Mike Pedicin will be remembered by most people who know the original, classic rock and roll of the 1950s for his recording of Shake A Hand—a song originally recorded by R&B singer Faye Adams in 1952.
“My father recorded that in 1956,” said Michael Pedicin, the son of Mike, who, unlike his father, never got into rock and roll.
As a kid growing up in the 50s, the younger Pedicin used to astound his musician father with his choice in music.
“I was 13 or 14 and would be listening to Cannonball Adderley,” Pedicin said in a recent telephone interview. “Dad would ask, ‘What in the world are you listening to?’”
The elder Pedicin had a band starting in the 1940s, and was still performing at 80, according to his son. “Dad is 91 now,” he said. “He’s alive and well.”

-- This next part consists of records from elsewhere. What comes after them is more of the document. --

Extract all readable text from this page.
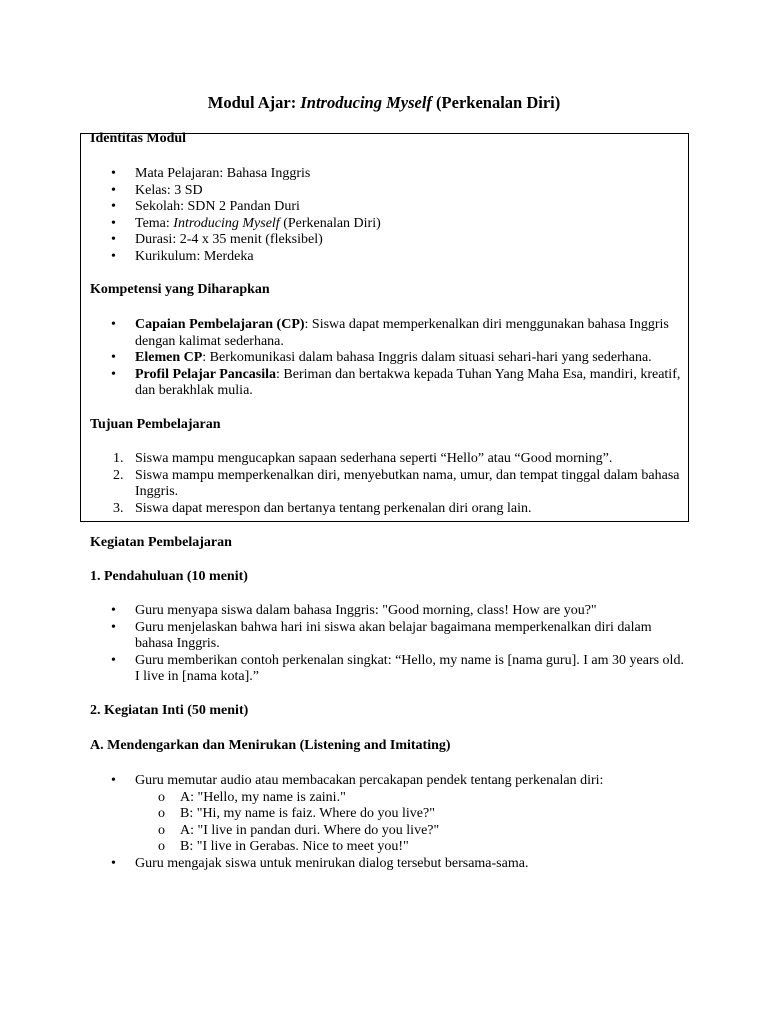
Modul Ajar: Introducing Myself (Perkenalan Diri)
Identitas Modul
• Mata Pelajaran: Bahasa Inggris
• Kelas: 3 SD
• Sekolah: SDN 2 Pandan Duri
• Tema: Introducing Myself (Perkenalan Diri)
• Durasi: 2-4 x 35 menit (fleksibel)
• Kurikulum: Merdeka
Kompetensi yang Diharapkan
• Capaian Pembelajaran (CP): Siswa dapat memperkenalkan diri menggunakan bahasa Inggris dengan kalimat sederhana.
• Elemen CP: Berkomunikasi dalam bahasa Inggris dalam situasi sehari-hari yang sederhana.
• Profil Pelajar Pancasila: Beriman dan bertakwa kepada Tuhan Yang Maha Esa, mandiri, kreatif, dan berakhlak mulia.
Tujuan Pembelajaran
1. Siswa mampu mengucapkan sapaan sederhana seperti “Hello” atau “Good morning”.
2. Siswa mampu memperkenalkan diri, menyebutkan nama, umur, dan tempat tinggal dalam bahasa Inggris.
3. Siswa dapat merespon dan bertanya tentang perkenalan diri orang lain.
Kegiatan Pembelajaran
1. Pendahuluan (10 menit)
• Guru menyapa siswa dalam bahasa Inggris: "Good morning, class! How are you?"
• Guru menjelaskan bahwa hari ini siswa akan belajar bagaimana memperkenalkan diri dalam bahasa Inggris.
• Guru memberikan contoh perkenalan singkat: “Hello, my name is [nama guru]. I am 30 years old. I live in [nama kota].”
2. Kegiatan Inti (50 menit)
A. Mendengarkan dan Menirukan (Listening and Imitating)
• Guru memutar audio atau membacakan percakapan pendek tentang perkenalan diri:
o A: "Hello, my name is zaini."
o B: "Hi, my name is faiz. Where do you live?"
o A: "I live in pandan duri. Where do you live?"
o B: "I live in Gerabas. Nice to meet you!"
• Guru mengajak siswa untuk menirukan dialog tersebut bersama-sama.
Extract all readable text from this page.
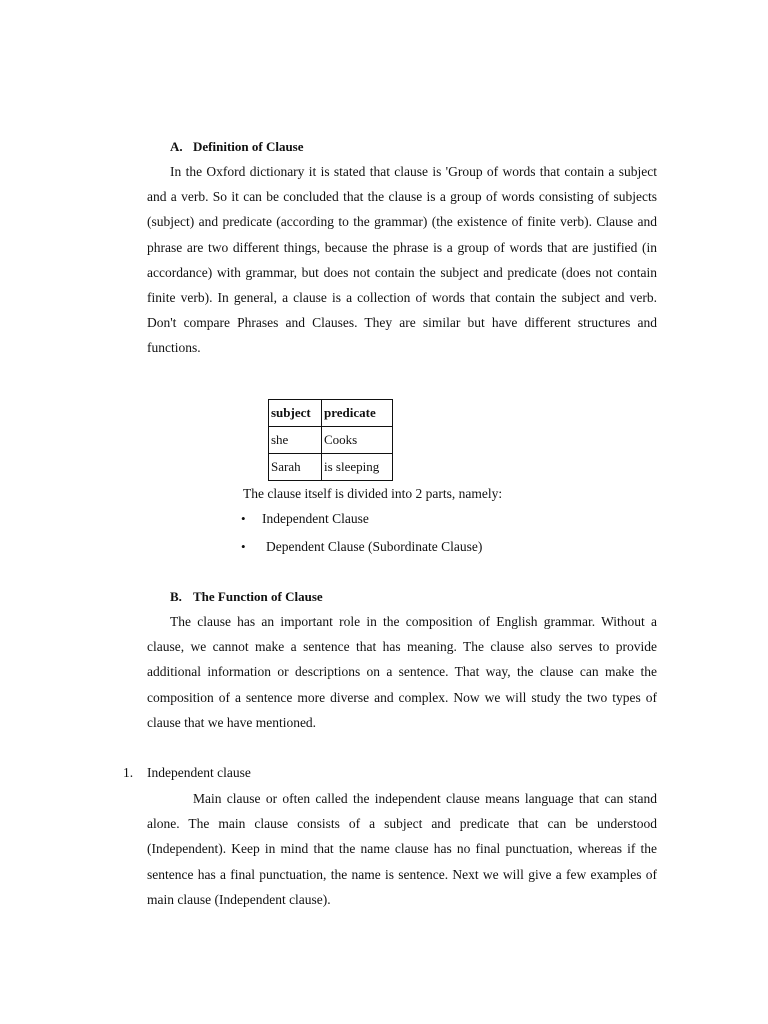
A. Definition of Clause

In the Oxford dictionary it is stated that clause is 'Group of words that contain a subject and a verb. So it can be concluded that the clause is a group of words consisting of subjects (subject) and predicate (according to the grammar) (the existence of finite verb). Clause and phrase are two different things, because the phrase is a group of words that are justified (in accordance) with grammar, but does not contain the subject and predicate (does not contain finite verb). In general, a clause is a collection of words that contain the subject and verb. Don't compare Phrases and Clauses. They are similar but have different structures and functions.

subject	predicate
she	Cooks
Sarah	is sleeping
The clause itself is divided into 2 parts, namely:
• Independent Clause
• Dependent Clause (Subordinate Clause)
B. The Function of Clause

The clause has an important role in the composition of English grammar. Without a clause, we cannot make a sentence that has meaning. The clause also serves to provide additional information or descriptions on a sentence. That way, the clause can make the composition of a sentence more diverse and complex. Now we will study the two types of clause that we have mentioned.

1. Independent clause

Main clause or often called the independent clause means language that can stand alone. The main clause consists of a subject and predicate that can be understood (Independent). Keep in mind that the name clause has no final punctuation, whereas if the sentence has a final punctuation, the name is sentence. Next we will give a few examples of main clause (Independent clause).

But apparently, Mike (as the senior Pedicin is known) never grew to understand his son’s penchant for jazz. The son (Michael), a tenor saxophonist, will be appearing at the Cape May Jazz Festival, a venue with which he is comfortably familiar.
“I’ve appeared at several of Cape May’s festivals; this will be my second with a band,” he said.
He will be performing with the Michael Pedicin Quintet, featuring pianist Jim Ridl, guitarist John Velentino, drummer Bob Shomo and Andy Lalasis on bass.
Pedicin will be at Carney’s on Friday, the Boiler Room on Saturday, and on Sunday he’ll be at the jam session.
“People often used to think it was my father, whenever I was on a gig,” he said.
If so, they were in for a surprise. Michael Pedicin was hooked on jazz at an early age, and, unlike dad, never played rock and roll.
“Dad was a talented man,” he said. “I watched him as a kid, and he was more of an entertainer than musician.”
Even when the Beatles were enthralling many teens back in the early 60s, the young Pedicin wasn’t impressed.
“I was about 16, and had my car radio tuned to jazz,” he explained. “If I had a date, and she didn’t like what I had on the radio, well…I wouldn’t date her again. She had no taste!”
Pedicin’s music idols weren’t the rock stars of his teen years; rather they were the jazz artists, like John Coltrane, Charlie Porter, and Michael Brecker.
“Michael was a tenor saxophonist who had the most influence on me,” he noted. “He died young at age 57, and I still do the scholarship show every year at his alma mater—Cheltenham High School.
Pedicin, who grew up in Ardmore, PA, just outside Philadelphia, listens to jazz with more than just his ear. Having a Ph. D. in psychology (he did his dissertation on “Neurological and Psychological Changes that Occur During the Creative Process), he can also put his heart and mind into his music, as he will when he starts teaching a “jazz perspectives” course at Stockton next spring.
“I always wanted to be challenged by music,” he said. “I attempted to play as brilliantly as Coltrane, who had developed a ‘harmonic structure.’ Consequently, I tell my music students to do a lot of listening to music, so they can absorb what others have done.”
Coltrane’s harmonic structure, he said, brought about a complete revolution.
“It was a sophisticated structure over which you could improvise,” he said.
But alas, Pedicin bemoaned the fate of contemporary jazz.
“We’re losing our audience,” he said. “Losing it to hip-hop, and such. Music is too dollar-driven, so it’s being adapted to today’s violent, sensationalist quality. It appeals to young people at that level.”
Pedicin still goes into schools and tries to introduce kids to music—his music.
“I’ll introduce them to Miles Davis and his mid-1950s quintet,” he said. “I tell them that this is what jazz is supposed to represent.”
He’s in the process of putting together another CD to join his present one: “Everything Starts Now.” Having been the musical director at the Tropicana in Atlantic City from 1984-99, he’s now back on the road, which is fortunate for those of us who want to catch him at sites like the Cape May Jazz Festival, Nov. 7-9, now in its 15th year.
This year’s festival is dedicated to Maynard Ferguson, and, having been a Ferguson musician, Pedicin will feel right at home.
Whether or not he still tries to emulate John Coltrane, you can tell by simply visiting Cape May this weekend.
“Coltrane’s music is best characterized as ‘sheets of sound,’” he explained. “It is beautifully smooth, haunting, crying out, searching…soft.”